Al menos Pedro había podido disfrutar de su madre durante veintiocho años. Eso no hacía que la pérdida fuera menos dolorosa. Sabía que esas cosas sucedían a menudo, pero le pareció terriblemente injusto que perdiera a su madre a una edad tan temprana y por culpa de una enfermedad tan común y aparentemente leve.
–¿Y tú? –le preguntó ella–. ¿Dónde has vivido?
–He estado en muchos lugares –respondió Pedro–, pero nunca he vivido en otro sitio que no fuera el palacio.

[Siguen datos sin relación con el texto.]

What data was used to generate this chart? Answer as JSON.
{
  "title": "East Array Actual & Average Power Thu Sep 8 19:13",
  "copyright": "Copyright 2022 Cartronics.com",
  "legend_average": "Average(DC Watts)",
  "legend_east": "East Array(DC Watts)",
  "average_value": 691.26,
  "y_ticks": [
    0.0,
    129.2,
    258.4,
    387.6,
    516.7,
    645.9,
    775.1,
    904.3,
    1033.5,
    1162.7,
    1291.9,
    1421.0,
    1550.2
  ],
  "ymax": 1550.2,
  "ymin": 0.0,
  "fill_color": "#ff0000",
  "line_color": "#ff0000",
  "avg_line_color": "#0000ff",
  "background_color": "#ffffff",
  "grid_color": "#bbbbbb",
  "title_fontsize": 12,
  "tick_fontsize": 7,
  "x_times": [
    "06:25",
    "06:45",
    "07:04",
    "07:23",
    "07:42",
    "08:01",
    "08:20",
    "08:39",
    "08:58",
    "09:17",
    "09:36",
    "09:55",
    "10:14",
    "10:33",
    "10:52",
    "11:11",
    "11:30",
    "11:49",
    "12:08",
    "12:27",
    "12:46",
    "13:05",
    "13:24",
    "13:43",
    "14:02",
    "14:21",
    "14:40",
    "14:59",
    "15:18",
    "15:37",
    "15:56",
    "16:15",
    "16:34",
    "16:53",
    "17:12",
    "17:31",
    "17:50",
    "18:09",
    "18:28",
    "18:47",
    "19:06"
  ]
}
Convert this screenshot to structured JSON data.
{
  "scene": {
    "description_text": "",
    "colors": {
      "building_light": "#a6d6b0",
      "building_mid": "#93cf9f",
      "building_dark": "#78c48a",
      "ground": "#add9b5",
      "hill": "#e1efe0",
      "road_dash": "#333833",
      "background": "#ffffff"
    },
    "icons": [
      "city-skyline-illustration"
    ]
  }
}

–¿Nunca has querido independizarte? ¿Vivir por tu cuenta?
Lo había deseado más veces de las que podría recordar. La gente solía relacionar realeza con lujo y excesos, pero las responsabilidades que conllevaba pertenecer a la familia real podían llegar a ser asfixiantes. Antes de hacer nada o tomar cualquier decisión, siempre tenía que pensar en su título y considerar en qué modo podría afectar a su imagen.

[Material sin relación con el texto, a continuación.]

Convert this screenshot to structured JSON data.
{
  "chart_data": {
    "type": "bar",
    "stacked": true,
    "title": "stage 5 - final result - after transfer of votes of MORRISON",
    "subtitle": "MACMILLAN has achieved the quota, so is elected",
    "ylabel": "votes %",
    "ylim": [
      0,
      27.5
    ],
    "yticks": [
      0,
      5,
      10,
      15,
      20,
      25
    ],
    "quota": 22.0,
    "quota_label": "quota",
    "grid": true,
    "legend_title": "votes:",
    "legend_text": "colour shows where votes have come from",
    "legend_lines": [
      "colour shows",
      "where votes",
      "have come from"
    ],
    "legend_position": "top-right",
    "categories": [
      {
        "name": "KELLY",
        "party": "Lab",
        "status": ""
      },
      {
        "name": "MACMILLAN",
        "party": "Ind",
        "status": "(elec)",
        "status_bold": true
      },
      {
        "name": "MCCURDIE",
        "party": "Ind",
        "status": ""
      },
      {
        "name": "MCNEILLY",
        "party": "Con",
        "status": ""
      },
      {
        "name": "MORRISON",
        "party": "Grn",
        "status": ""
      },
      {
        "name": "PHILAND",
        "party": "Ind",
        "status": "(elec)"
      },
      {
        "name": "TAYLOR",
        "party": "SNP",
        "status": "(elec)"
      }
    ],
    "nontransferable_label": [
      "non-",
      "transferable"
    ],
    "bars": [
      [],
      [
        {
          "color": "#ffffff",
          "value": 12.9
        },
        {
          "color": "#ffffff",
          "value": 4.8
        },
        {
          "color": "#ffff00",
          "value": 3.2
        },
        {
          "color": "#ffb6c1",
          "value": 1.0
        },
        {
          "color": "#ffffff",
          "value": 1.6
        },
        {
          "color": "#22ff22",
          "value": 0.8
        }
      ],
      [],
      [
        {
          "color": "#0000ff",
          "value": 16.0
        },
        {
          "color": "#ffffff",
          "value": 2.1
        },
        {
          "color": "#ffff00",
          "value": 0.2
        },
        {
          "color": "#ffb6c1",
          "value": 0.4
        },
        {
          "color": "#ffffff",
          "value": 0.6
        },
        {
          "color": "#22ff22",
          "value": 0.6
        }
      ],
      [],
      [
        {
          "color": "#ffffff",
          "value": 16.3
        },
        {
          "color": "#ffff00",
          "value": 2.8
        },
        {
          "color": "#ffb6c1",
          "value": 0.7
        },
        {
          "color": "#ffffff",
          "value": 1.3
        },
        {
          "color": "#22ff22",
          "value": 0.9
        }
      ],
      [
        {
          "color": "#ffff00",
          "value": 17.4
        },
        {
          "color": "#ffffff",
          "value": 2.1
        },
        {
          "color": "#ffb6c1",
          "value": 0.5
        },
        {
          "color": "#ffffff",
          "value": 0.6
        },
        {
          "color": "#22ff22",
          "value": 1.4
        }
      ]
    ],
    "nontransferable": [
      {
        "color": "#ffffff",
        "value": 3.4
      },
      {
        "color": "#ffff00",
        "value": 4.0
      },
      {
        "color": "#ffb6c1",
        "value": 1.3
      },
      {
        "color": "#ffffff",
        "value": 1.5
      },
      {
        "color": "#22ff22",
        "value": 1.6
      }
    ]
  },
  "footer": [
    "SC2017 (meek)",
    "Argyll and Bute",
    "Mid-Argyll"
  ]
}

–Mi lugar está junto a mi familia –respondió a Paula–. Es lo que se espera de mí.
Mia comenzó a mover los brazos para reclamar su atención, así que le hizo una caricia bajo la barbilla que la hizo reír.
–Si yo hubiese tenido que vivir con mi padre todos estos años, ahora llevaría camisa de fuerza –aseguró Paula con amargura.
–¿No os lleváis bien?
–Con mi padre solo hay una manera de hacer las cosas, la suya. Digamos que no aprueba algunas de las decisiones que he tomado.
–¿Puedo preguntarte cuáles?
Paula suspiró antes de responder.
–En realidad creo que ninguna. Resulta irónico; hay gente que me detesta porque cree que soy demasiado perfecta y sin embargo mi padre está convencido de que no hay una sola cosa que haya hecho bien.
–Seguro que se alegra de que vayas a casarte con un rey.
–Podría decirle que soy la nueva Madre Teresa y le encontraría algún inconveniente. De todas maneras, no se lo he dicho. La única persona que sabe dónde estoy es mi mejor amiga, Jessy.
–¿Y por qué lo mantienes en secreto?
–No quería decirle nada a nadie hasta estar segura de que realmente voy a casarme con Gabriel.